Ephemera collectors find value in gummed lithographs
In response to a subscriber’s inquiry about items he thought might be used for decorating cakes, Dr. Anthony Cavo offers an interesting lesson about die-cut lithographs, in a recent installment of Ask the Experts.
QI am not sure if I’m writing to the right department. I wonder if you could give us a hand with our family heritage collection. For some time we have got unusual cake decoration materials that our great grandfather brought from Vienna around 100 years ago. According to size, they are very tiny. Please find enclosed a scan that gives you an indication what sort of material it is. Some of them have manufacture labels marked as “L & B,” which I believe is the manufacturer symbol. Will you be so kind and have a moment to look at it and let me know what it is please.
— D.D., via email
A What you have are decorations, but not for cakes. These beautiful little decorations are actually called die-cuts, and each one is a tiny colored lithograph and so, a little piece of art. These die-cuts were printed in large sheets with each die-cut connected to those around it by a small strip of paper, and sold as such to distributors where they were separated and sold to the public. You could buy one or more from the same sheet or select different die-cuts from other sheets; the backs were typically gummed for pasting. They were used as embellishments on stationery, cards, envelopes, autograph albums, on the flyleaf of books and even small trunks and trinket boxes. They were, however, used mostly to adorn the pages of the family scrapbook, which almost every Victorian family compiled.
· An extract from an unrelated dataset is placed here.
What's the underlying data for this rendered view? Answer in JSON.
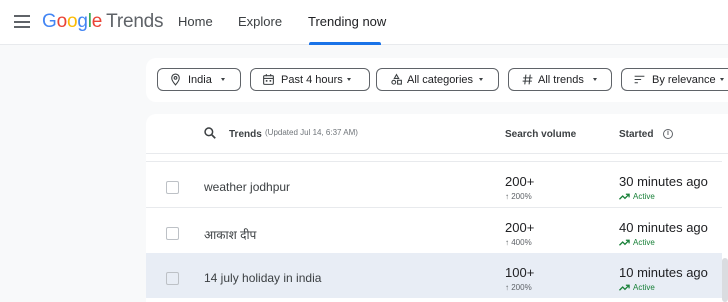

Scrapbooking was an important part of Victorian life and included all types of clippings from periodicals, fashion books, letters, brochures, ticket stubs, greeting cards, business cards, photographs, drawings, bits of cloth from important clothing, dried flowers and die-cuts; some scrapbooks contained only die-cuts. Popular themes included Christmas, Valentines, flowers, domestic and wild animals, and angels.
The earliest die-cuts were hand-colored etchings, but with the improvements in lithography they were printed in bright colors, usually embossed, and often very glossy. Die-cuts were printed in the United States, England and Germany; your examples were printed in Berlin, Germany, by Littauer & Boysen during the late 19th century. L&B, owned by two Jewish businessmen, was in business from 1882 until 1936, when the company began to fail as a result of the anti-Semitic government. One owner committed suicide and the other died in Theresienstadt, a concentration camp, in 1942.
Your sheets contain cottages, country scenes, bluebirds, flowers, Santa Claus and what appears to be a bearded religious figure. The best, by far, are the full-figure Santas toting their sacks. Altogether, your collection might bring $450 to $500 at a good ephemera auction.